“We have received phone calls. We have received death threats over the phone,” said Umesh Chaudhury, co-owner and pharmacy manager at Youngsville Pharmacy on Main Street.
He is also the voice of the store’s Facebook account — which over the past several weeks has been butting heads with customers and COVID-19 vaccine-resistant users on the Rolesville Community Facebook page.
The rhetoric has been hot, sometimes harsh, with Chaudhury giving as much as he’s getting.
“The idea behind engaging on Facebook is just about getting the word out. Not just, ‘hey we’re doing vaccines,’ but getting the word out with the scientific information.”
In one post he writes, “The storm is brewing and unvaccinated people are likely to pay a heavy toll.” In another he says, “It’s “foolishly selfish to let the virus use your body as a host and indirectly kill hundreds of your own kind.”
When anti-vaccine users pushed back, the pharmacy responded, “Conspiracy theorists are not welcome at Youngsville pharmacy.” Chaudhury told one customer they were banned from the store because they were anti-vaccine.
“We are in a business of promoting science and vaccines to these people,” he said. “So when we see people going out there and spreading false information — of course they’re not welcome!”
We’re talking to the local pharmacist going to toe-to-toe with vaccine-resistant customers on social media. Umesh Chaudhury says he’s simply promoting science. Some critics say his confrontational approach is unprofessional and may be doing more harm than good. AT 11 • #abc11 pic.twitter.com/ucEuRlEZ8B
— Joel Brown (@JoelBrownABC11) May 28, 2021
But since the start of the pandemic, public health experts have been telling ABC 11 that when we dismiss people’s concerns, no matter how wrong they are – they can take it personally and reject what you’re saying. They said the best practice in these difficult conversations over vaccines is earning someone’s trust by showing you care about their concerns.
ABC 11 asked Chaudhury if he was fearful that being combative or confrontational could defeat his purpose or turn more people off to his message than attract them to it.
“This was a conscious decision,” he said. “The way we have been operating has hurt our business tremendously. But we are proud! I would rather take a pay cut. I would rather take less money and keep our people protected.”

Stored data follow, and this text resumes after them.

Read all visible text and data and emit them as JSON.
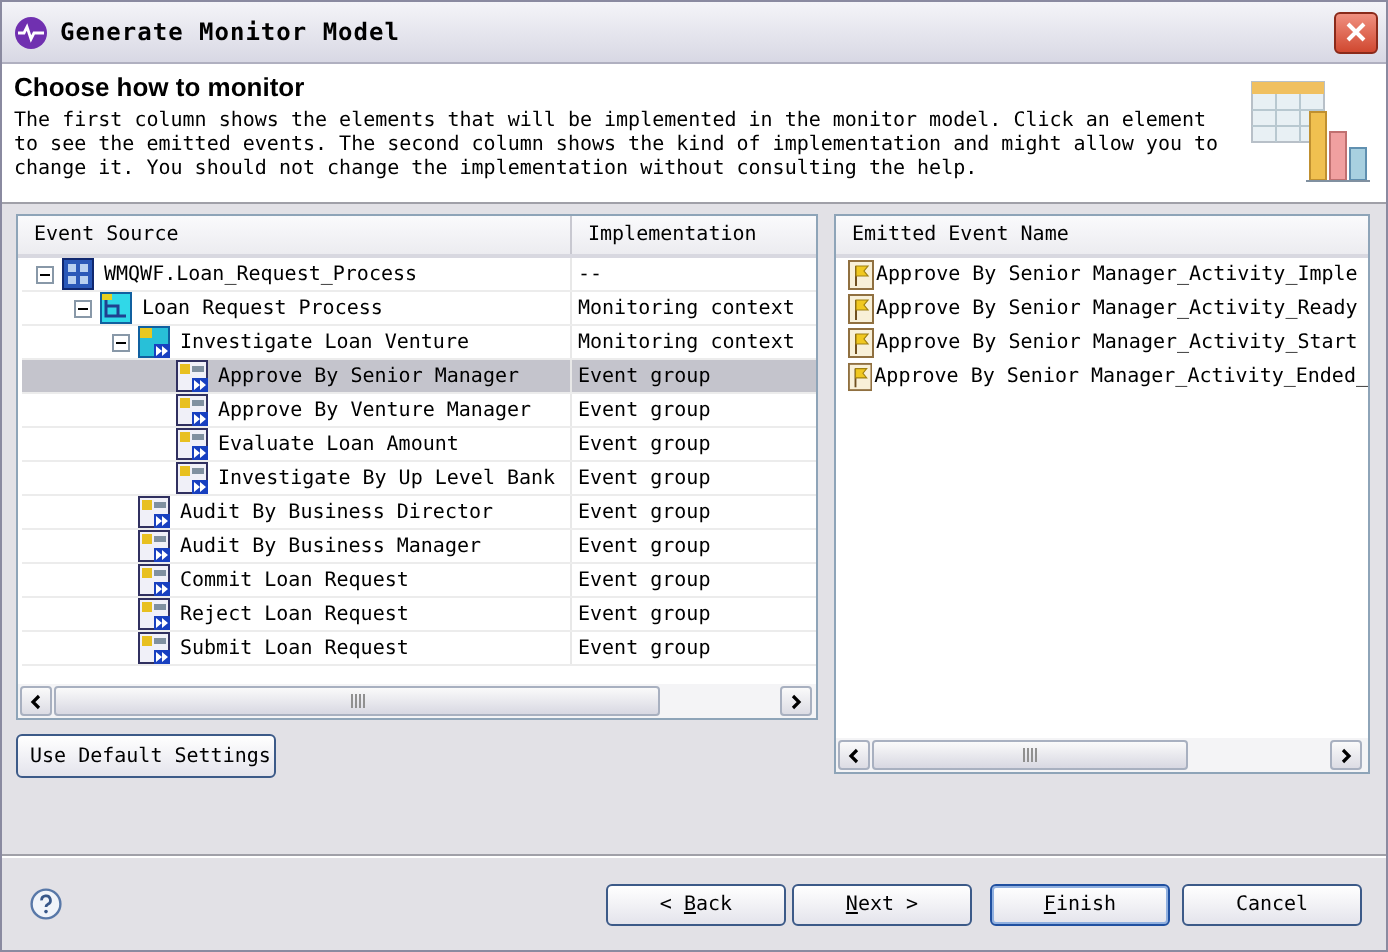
{
  "window": {
    "title": "Generate Monitor Model"
  },
  "header": {
    "title": "Choose how to monitor",
    "description": "The first column shows the elements that will be implemented in the monitor model.  Click an element to see the emitted events. The second column shows the kind of implementation and might allow you to change it. You should not change the implementation without consulting the help."
  },
  "tree": {
    "columns": [
      "Event Source",
      "Implementation"
    ],
    "items": [
      {
        "label": "WMQWF.Loan_Request_Process",
        "implementation": "--",
        "kind": "module",
        "selected": false,
        "expanded": true,
        "children": [
          {
            "label": "Loan Request Process",
            "implementation": "Monitoring context",
            "kind": "process",
            "selected": false,
            "expanded": true,
            "children": [
              {
                "label": "Investigate Loan Venture",
                "implementation": "Monitoring context",
                "kind": "subprocess",
                "selected": false,
                "expanded": true,
                "children": [
                  {
                    "label": "Approve By Senior Manager",
                    "implementation": "Event group",
                    "kind": "activity",
                    "selected": true
                  },
                  {
                    "label": "Approve By Venture Manager",
                    "implementation": "Event group",
                    "kind": "activity",
                    "selected": false
                  },
                  {
                    "label": "Evaluate Loan Amount",
                    "implementation": "Event group",
                    "kind": "activity",
                    "selected": false
                  },
                  {
                    "label": "Investigate By Up Level Bank",
                    "implementation": "Event group",
                    "kind": "activity",
                    "selected": false
                  }
                ]
              },
              {
                "label": "Audit By Business Director",
                "implementation": "Event group",
                "kind": "activity",
                "selected": false
              },
              {
                "label": "Audit By Business Manager",
                "implementation": "Event group",
                "kind": "activity",
                "selected": false
              },
              {
                "label": "Commit Loan Request",
                "implementation": "Event group",
                "kind": "activity",
                "selected": false
              },
              {
                "label": "Reject Loan Request",
                "implementation": "Event group",
                "kind": "activity",
                "selected": false
              },
              {
                "label": "Submit Loan Request",
                "implementation": "Event group",
                "kind": "activity",
                "selected": false
              }
            ]
          }
        ]
      }
    ]
  },
  "use_default_button": "Use Default Settings",
  "events": {
    "column": "Emitted Event Name",
    "items": [
      "Approve By Senior Manager_Activity_Imple",
      "Approve By Senior Manager_Activity_Ready",
      "Approve By Senior Manager_Activity_Start",
      "Approve By Senior Manager_Activity_Ended_"
    ]
  },
  "buttons": [
    {
      "before": "< ",
      "key": "B",
      "after": "ack",
      "default": false
    },
    {
      "key": "N",
      "after": "ext >",
      "default": false
    },
    {
      "key": "F",
      "after": "inish",
      "default": true
    },
    {
      "after": "Cancel",
      "default": false
    }
  ]
}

One local Facebook user telling ABC 11 that they’ve reported Chaudhury to the state pharmacy board. The person, who asked to remain anonymous, believes Chaudhury crossed the line for a public health worker by telling people they’re not welcome to come for other medicines.
Outside Youngsville Pharmacy Thursday evening, Laura Mahn was getting her second dose of the COVID shot. She’s backing her pharmacist.
“First of all, I can’t believe people would give him backlash,” Mahn said. “And I think he’s right in doing what he’s doing. He just trying to keep his customers healthy.”
Two doses of the vaccine; with a big shot of drama over the conversation.